Thomas continued to write, but more importantly, he spent his time speaking to young people, particularly those who are incarcerated.
I tell the brothers in prison, and I tell the sisters in prison, you are not a less-than. That's what the word minority means. It's another word for less-than. Another word for niggers and spics. You can say minority, if you are talking about a political office, but not about a human being. We are not minorities, we are each one a majority of one. Similar to each other, but like fingerprints not the same. That was my sense of dignity they could not take away. Papa said no one can take away your sense of dignity, no matter how much they beat you. Only you can give it away. Or sell it.
His final words in the Afterword are a fitting way to close and a proposal for future action.
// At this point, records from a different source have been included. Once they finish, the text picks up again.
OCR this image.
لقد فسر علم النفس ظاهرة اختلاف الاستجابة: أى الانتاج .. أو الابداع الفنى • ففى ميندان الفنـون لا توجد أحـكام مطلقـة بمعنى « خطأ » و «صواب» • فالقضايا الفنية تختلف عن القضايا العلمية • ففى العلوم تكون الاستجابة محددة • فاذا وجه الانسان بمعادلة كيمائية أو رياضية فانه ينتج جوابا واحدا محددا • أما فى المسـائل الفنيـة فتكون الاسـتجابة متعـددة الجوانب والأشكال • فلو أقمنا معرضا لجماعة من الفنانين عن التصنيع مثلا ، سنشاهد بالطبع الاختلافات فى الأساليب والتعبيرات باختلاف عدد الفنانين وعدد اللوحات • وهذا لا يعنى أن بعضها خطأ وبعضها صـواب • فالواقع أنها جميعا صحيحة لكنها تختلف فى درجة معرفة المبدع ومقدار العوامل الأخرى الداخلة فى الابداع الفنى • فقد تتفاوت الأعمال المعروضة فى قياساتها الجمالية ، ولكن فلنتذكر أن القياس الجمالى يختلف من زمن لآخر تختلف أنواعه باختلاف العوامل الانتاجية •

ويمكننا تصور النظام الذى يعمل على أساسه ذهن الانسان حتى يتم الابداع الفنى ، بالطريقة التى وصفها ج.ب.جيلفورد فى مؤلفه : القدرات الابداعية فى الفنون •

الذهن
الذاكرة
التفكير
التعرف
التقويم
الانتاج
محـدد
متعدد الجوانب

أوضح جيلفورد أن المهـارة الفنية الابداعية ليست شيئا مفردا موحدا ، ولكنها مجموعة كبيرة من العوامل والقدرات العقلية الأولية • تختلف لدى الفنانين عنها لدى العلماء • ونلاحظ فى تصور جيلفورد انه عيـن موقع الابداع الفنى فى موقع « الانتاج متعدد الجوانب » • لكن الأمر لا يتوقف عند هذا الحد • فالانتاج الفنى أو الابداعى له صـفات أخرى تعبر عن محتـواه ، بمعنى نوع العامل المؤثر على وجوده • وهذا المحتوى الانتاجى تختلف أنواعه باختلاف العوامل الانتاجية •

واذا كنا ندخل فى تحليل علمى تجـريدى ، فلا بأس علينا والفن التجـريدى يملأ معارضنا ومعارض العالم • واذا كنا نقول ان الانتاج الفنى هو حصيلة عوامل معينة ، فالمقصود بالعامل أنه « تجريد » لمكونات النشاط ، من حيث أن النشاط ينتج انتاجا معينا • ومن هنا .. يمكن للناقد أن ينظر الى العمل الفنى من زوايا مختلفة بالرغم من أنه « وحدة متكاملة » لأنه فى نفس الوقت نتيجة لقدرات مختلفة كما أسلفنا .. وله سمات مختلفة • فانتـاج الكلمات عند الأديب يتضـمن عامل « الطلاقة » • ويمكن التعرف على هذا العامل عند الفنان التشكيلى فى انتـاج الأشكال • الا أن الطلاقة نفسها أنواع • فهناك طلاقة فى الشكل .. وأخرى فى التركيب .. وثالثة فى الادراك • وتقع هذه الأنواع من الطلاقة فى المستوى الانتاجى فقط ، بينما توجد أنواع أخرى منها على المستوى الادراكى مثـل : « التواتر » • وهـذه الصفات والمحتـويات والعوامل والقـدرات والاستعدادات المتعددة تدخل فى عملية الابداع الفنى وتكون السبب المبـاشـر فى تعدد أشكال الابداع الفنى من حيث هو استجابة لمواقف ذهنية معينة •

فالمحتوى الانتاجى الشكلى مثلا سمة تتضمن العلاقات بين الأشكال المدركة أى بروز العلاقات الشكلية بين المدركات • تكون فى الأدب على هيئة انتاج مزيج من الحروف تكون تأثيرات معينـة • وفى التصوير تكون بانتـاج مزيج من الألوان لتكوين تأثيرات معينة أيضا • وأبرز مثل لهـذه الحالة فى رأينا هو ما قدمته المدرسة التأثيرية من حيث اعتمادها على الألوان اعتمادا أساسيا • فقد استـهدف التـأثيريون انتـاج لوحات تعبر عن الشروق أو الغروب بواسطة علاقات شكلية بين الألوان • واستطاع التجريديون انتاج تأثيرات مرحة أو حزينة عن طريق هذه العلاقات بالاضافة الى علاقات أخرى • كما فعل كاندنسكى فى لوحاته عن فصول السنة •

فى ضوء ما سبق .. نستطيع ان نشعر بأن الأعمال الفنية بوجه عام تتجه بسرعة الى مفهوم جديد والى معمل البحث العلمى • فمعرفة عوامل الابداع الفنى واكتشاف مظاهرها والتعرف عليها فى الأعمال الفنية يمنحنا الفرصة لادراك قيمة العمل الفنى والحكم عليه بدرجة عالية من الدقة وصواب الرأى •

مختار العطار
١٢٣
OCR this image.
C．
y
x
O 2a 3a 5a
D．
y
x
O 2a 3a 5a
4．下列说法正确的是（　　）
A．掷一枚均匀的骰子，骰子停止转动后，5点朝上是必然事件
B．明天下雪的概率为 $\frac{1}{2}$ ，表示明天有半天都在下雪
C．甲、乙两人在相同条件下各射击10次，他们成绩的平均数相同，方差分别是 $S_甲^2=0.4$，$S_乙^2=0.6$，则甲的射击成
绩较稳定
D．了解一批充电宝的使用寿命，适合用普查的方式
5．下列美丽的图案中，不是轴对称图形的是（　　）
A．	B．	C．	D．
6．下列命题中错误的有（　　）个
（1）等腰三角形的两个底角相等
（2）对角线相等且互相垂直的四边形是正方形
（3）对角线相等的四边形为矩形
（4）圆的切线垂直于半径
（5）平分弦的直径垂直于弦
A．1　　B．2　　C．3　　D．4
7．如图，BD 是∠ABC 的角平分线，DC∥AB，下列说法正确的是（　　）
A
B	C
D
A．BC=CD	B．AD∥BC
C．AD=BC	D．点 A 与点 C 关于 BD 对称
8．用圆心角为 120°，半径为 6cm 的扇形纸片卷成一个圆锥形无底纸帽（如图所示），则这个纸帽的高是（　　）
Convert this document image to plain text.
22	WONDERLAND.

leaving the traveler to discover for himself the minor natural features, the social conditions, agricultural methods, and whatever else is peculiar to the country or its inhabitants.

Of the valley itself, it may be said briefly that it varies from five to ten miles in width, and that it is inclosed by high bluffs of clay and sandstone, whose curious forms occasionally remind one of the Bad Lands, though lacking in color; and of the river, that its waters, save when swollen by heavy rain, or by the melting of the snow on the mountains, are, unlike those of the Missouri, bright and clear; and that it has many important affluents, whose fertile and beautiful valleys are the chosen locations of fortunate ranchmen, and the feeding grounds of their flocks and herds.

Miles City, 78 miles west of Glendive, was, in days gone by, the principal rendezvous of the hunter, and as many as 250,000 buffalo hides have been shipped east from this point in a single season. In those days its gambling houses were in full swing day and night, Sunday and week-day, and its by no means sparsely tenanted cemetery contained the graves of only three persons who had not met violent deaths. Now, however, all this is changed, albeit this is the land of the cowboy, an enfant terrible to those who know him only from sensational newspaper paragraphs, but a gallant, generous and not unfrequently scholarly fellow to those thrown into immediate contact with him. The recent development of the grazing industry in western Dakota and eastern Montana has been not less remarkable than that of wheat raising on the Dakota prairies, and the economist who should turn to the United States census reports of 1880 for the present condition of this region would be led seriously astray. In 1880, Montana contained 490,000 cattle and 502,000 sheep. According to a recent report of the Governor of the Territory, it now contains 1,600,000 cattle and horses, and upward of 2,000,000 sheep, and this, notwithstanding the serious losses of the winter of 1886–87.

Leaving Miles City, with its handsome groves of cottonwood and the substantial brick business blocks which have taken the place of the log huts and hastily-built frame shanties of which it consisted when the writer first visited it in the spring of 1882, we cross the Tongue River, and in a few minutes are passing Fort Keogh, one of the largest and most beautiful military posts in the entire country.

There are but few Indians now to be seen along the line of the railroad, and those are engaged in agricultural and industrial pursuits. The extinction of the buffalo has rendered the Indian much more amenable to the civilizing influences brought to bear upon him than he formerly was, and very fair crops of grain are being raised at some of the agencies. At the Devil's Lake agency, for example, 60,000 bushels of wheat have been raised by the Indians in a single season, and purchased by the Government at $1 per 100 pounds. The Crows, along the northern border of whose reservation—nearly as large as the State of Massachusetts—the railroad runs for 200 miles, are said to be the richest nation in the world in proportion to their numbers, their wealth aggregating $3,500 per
In writing Down These Mean Streets, it was my hope that exposure of such conditions in the ghetto would have led to their improvement. But, thirty years later, the sad truth is that people caught in the ghettoes have not made much progress, have moved backwards in many respects--the social safety net is much weaker now. Unfortunately, it's the same old Mean Streets, only worse.
I was taught that justice wears a blindfold, so as not to be able to distinguish between the colors, and thus make everyone equal in the eyes of the law. I propose we remove the blindfold from the eyes of Lady Justice, so for the first time she can really see what's happening and check out where the truth lies and the lies hide. That would be a start.
Viva the children of all the colors! Punto!
“The cruelest prison of all is the prison of the mind.”